Quanto pesa la scomparsa di un marchio così legato alla storia produttiva ticinese?
«La scomparsa o il ridimensionamento di marchi storici e prestigiosi è sempre una cattiva notizia. Bally è un nome conosciuto in tutto il mondo e sinonimo di alta qualità nel suo settore, quindi il territorio perde un punto di riferimento. Nel caso specifico viene trasferita la produzione all’estero, ma il marchio continua a essere operativo e a Caslano proseguiranno l’attività amministrativa e la gestione del marchio ». Perdere un settore così strategico come la produzione di un’azienda ben riconoscibile è sicuramente un fatto negativo per l’industria ticinese. Non si perde solo lavoro, ma anche know-how e competenze, e difficilmente si potrà tornare indietro».

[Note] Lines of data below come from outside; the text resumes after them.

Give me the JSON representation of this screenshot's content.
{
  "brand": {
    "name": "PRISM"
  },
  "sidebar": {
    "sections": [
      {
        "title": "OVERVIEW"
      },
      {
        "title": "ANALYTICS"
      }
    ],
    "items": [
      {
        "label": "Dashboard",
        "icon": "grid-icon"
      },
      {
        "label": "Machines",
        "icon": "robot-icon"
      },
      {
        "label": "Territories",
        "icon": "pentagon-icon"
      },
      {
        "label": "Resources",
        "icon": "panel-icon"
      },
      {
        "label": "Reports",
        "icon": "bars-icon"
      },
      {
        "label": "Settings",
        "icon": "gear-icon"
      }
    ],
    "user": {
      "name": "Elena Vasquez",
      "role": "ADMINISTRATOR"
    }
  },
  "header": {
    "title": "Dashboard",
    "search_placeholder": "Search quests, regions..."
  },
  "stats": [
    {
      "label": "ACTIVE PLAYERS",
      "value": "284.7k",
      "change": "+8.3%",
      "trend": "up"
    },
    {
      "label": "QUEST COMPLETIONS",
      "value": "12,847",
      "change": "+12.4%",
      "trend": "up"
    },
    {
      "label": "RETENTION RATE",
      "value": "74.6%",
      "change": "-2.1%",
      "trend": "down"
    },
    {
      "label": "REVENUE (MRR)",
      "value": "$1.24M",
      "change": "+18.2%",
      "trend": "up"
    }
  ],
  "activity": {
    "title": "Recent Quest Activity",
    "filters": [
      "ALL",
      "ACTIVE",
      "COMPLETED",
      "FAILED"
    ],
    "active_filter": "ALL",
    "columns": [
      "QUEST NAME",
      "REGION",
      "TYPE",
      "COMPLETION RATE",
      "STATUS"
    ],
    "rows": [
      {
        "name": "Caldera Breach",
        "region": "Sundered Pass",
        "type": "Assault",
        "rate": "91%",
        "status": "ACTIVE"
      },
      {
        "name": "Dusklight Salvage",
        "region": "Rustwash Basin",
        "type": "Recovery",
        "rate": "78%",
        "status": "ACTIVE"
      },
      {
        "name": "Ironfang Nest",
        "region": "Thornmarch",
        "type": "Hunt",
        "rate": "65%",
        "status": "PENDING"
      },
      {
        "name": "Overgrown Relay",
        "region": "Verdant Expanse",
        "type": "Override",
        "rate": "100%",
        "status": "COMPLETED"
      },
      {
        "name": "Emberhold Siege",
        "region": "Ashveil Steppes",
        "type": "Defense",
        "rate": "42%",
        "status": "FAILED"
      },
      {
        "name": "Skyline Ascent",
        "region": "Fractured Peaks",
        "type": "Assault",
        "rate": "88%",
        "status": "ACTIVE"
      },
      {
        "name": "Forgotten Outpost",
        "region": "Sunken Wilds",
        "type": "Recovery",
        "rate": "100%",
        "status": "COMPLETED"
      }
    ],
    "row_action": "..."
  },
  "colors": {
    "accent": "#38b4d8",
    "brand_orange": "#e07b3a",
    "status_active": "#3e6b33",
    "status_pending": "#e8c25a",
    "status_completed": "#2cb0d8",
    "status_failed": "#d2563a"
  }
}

La Svizzera e il Ticino rischiano di diventare sempre più luoghi di gestione e meno di produzione?
«Non credo che faremo questa fine, ma certamente il pericolo esiste e dobbiamo fare di tutto per evitarlo, perché sarebbe un colpo mortale per l’economia svizzera. Negli ultimi decenni la produzione industriale si è ridimensionata, ma ha aumentato il proprio valore aggiunto. Produrre in Svizzera è sempre stato più caro che altrove, ma grazie alla qualità dei prodotti finora siamo riusciti a giustificare i prezzi più elevati. Bisogna vedere se anche in futuro i mercati esteri accetteranno di pagare di più. Produrre in Svizzera significa sviluppare know-how applicato direttamente ai prodotti, ricerca e sviluppo e tecnologie sempre più sofisticate».
Cosa può fare concretamente il Cantone per evitare che altre produzioni seguano lo stesso percorso?
«Bisogna lavorare costantemente sulle condizioni quadro offerte agli imprenditori, migliorandole regolarmente. Purtroppo nella classifica intercantonale della competitività non siamo nella prima parte della graduatoria. Se non vogliamo perdere altre produzioni in Ticino, dobbiamo evitare di addossare ulteriori costi alle imprese e cercare piuttosto di ridurre i costi e snellire le procedure. La burocrazia è eccessiva e va ridotta sensibilmente».
Serve un cambio di strategia?
«Il Ticino fa la sua parte con i mezzi finanziari a disposizione, ma oggi non basta più. Altri Cantoni e territori esteri lavorano costantemente per essere più competitivi. Le autorità devono prendere atto che la situazione è cambiata e non dare per scontato che le aziende resteranno sempre qui. Occorre reagire senza panico ma con una strategia ben definita, fondata sull’innovazione nelle imprese e sulla formazione delle persone».
Il Ticino vuole ancora essere un territorio industriale?
«Ci auguriamo di sì. Il mondo corre verso un contesto in cui la tecnologia è presente in tutti gli ambiti della nostra vita. Per questo l’industria continuerà a essere fondamentale. La sfida sarà mantenere in Ticino le competenze, l’innovazione e la capacità di produrre valore aggiunto».